Dans notre convoi, rien de particulier, sauf le conducteur qui est pour moi rempli d’attentions que je ne comprends pas. Il s’offre à me mettre seul dans un wagon et de n’y laisser monter personne ; il fait toutes mes commissions, m’achète des cigares, des vivres, des journaux, et me renseigne sur le paysage. Il m’apprend qu’il est Milanais. Alors c’est sa reconnaissance patriotique pour la France qu’il témoigne à sa manière. « En ce cas, lui dis-je, Eviva l’Italia !Adesso, nein, se hâta-t-il de répondre, dans son dialecte moitié italien, moitié allemand, Eviva l’Austria ! » Je fus étonné de ce dévouement. Mais la conversation avait lieu à la portière ; en me retournant je vis une figure renfrognée et très-moustachue ; je me dis qu’elle était cause de cet eviva autrichien, et je plaignis d’autant plus le pauvre diable.

Abbaye de Mœlk.

Je venais de commettre une mauvaise action. J’étais en Autriche et j’avais parlé de l’Italie à un employé italien qui vivait de l’Autriche. J’en fus puni. Arrivé à Vienne, mon conducteur me demanda la buona mano. Toutes ses complaisances tendaient là. Neuf heures durant il s’était fait mon domestique en vue d’attraper quelques kreutzers ou un florin ! Mon patriote milanais, forcé de servir le Tedesco, n’était qu’un lazzarone mendiant !


XXVII.

VIENNE.

M. de Metternich botaniste. — E pure si muove. — Le Prater et le bois de Boulogne. — La nuit officielle. — L’Opéra. — La moralité viennoise et la littérature autrichienne. — Un sac vide ne peut se tenir debout.

Me voilà donc « dans la cité impériale, » comme les Viennois appellent leur ville, en ajoutant : « Il n’y a qu’une Vienne au monde. » Le chauvinisme est de tous les pays et je le respecte partout.
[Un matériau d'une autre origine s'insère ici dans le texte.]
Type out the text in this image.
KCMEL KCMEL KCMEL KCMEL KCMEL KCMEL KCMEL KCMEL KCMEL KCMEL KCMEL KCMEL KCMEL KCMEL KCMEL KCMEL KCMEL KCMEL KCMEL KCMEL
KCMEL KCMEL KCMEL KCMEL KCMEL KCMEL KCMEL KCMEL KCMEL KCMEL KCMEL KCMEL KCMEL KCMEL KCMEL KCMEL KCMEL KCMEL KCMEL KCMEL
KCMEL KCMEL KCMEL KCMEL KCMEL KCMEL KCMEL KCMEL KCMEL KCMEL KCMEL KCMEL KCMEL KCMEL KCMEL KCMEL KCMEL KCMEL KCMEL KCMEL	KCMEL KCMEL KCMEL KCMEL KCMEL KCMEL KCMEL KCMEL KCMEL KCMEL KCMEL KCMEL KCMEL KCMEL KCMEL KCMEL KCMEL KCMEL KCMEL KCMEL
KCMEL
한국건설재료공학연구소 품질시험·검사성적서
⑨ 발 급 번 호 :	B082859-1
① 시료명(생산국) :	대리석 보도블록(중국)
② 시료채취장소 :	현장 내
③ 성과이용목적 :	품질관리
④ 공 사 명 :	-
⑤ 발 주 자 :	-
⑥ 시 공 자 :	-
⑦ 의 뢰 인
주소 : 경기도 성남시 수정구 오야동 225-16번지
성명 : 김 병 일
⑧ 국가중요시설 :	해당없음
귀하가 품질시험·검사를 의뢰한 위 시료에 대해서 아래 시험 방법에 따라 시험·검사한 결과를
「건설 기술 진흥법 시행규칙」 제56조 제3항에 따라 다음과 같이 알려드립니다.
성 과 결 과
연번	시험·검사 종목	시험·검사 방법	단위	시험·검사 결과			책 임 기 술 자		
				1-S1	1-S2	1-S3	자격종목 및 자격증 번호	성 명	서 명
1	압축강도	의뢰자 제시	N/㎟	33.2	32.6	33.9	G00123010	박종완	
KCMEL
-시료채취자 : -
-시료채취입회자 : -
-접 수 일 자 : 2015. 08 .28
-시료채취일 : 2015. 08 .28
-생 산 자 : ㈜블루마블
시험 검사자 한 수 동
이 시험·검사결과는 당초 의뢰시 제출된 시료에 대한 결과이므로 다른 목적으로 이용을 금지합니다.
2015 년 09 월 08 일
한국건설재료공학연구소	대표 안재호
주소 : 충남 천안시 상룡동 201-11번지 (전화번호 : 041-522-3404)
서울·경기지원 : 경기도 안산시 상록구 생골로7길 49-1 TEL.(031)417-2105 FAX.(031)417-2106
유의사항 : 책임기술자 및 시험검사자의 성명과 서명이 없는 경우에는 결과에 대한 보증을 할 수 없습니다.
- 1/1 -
Me voilà dans la capitale du gouvernement le plus absolu[1], de la police la plus vigilante et la plus curieuse qu’il y ait eu au monde ; une police qui mettait l’œil et la main partout ; qui entendait ce que vous murmuriez tout bas à l’oreille de votre fiancée, lisait par-dessus votre épaule la lettre apportée par votre plus cher ami ; regardait écrire, regardait penser, même les ambassadeurs, ce qui, pour plus d’une raison, est pourtant bien difficile.

Un jour, raconte-t-on, le ministre d’Angleterre fait à son cachet une très-légère modification. La poste, comme d’habitude, ouvre la lettre, puis recachette avec l’ancien sceau. À quelque temps de là, l’ambassadeur

  1. J’étais à Vienne au mois d’août 1860, par conséquent avant le diplôme du 30 octobre 1860 et la constitution octroyée le 26 février 1861.